Dividend-Paying Electric Vehicle Stocks to Purchase Face Challenges
While many EV startups coming to market after Tesla may envision a large addressable market and outsized growth opportunity, most still face significant and “underappreciated” challenges with execution and consumer reception, BoA indicated. Such obstacles include creating a compelling brand and driving order backlog, manufacturing automotive-grade models at scale while still testing up to industry standards, sourcing and managing a supply chain, and building effective distribution, BoA added.
“The production issues that plagued TSLA for years are just one example of the complexities involved in being an automaker, EV or otherwise,” BoA concluded.
A key competitive advantage for newer EV entrants versus the incumbent OEMs and suppliers is “unfettered access” to low-cost capital to fund product development, expansion and other business efforts through the SPAC boom that Tesla tapped for raising capital, according to BoA.
Dividend-Paying Electric Vehicle Stocks to Purchase Reward Investors with Income Amid COVID-19
COVID-19 has not stopped the rise of EV stocks but it has caused severe economic fallout, huge job cuts and reduced near-term demand for vehicles at a time when many people are working from home and driving much less than within the health risks of venturing out into a global pandemic. Even President Trump contracted the virus and entered the hospital between Friday, Oct. 2, and Monday, Oct. 5. The overall weekly hospitalization rate once again has hit a new high in the pandemic, according to the Centers for Disease Control and Prevention (CDC).

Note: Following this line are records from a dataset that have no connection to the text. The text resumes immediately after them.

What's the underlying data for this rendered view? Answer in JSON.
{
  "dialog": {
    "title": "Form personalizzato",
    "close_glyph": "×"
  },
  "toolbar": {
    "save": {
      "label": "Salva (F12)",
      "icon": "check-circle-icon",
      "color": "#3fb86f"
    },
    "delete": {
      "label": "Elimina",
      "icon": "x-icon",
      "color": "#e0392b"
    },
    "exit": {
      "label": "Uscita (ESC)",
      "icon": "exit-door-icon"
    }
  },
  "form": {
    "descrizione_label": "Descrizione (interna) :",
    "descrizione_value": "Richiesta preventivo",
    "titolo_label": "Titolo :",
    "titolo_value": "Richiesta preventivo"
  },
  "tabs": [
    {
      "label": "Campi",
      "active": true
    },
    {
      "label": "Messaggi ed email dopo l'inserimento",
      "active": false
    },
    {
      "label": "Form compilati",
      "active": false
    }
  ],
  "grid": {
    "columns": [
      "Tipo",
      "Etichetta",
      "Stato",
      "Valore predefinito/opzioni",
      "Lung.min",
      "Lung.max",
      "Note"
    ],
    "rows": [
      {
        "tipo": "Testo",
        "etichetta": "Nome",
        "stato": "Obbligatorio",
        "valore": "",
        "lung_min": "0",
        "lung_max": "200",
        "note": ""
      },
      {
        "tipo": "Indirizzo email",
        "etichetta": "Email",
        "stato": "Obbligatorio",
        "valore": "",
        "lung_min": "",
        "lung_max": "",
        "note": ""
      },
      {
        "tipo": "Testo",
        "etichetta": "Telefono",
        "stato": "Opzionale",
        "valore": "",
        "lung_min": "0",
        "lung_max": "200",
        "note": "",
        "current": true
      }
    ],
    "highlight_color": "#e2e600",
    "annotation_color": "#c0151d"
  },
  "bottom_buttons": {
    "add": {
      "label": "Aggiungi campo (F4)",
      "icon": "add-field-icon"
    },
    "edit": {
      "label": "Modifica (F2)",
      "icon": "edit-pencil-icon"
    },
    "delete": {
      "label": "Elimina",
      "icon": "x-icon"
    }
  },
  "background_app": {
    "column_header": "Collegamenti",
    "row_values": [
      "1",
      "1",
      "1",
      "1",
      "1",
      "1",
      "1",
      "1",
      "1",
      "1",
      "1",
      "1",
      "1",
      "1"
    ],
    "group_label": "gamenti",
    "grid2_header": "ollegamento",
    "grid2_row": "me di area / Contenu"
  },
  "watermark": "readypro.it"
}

COVID-19 cases have totaled 23,848,410 and led to 397,994 deaths in the United States, along with 93,583,855 cases and 2,003,674 deaths worldwide, as of Jan. 15, according to Worldometer. The high number of cases led may people to work remotely and limit their need to drive, so demand for new automobiles has weakened during the COVID-19 crisis.
No-dividend-paying electric vehicle stocks to purchase do not include Tesla but there are viable dividend-paying alternatives. Bargain-hunting investors may want to consider some of the dividend-paying EV investments to avoid the potential risk of buying Tesla after fledgling investors who trade using the commission-free Robinhood website and similar online services have bid the EV leader’s shares to lofty levels that leave it vulnerable for a large pullback if either production or sales slow.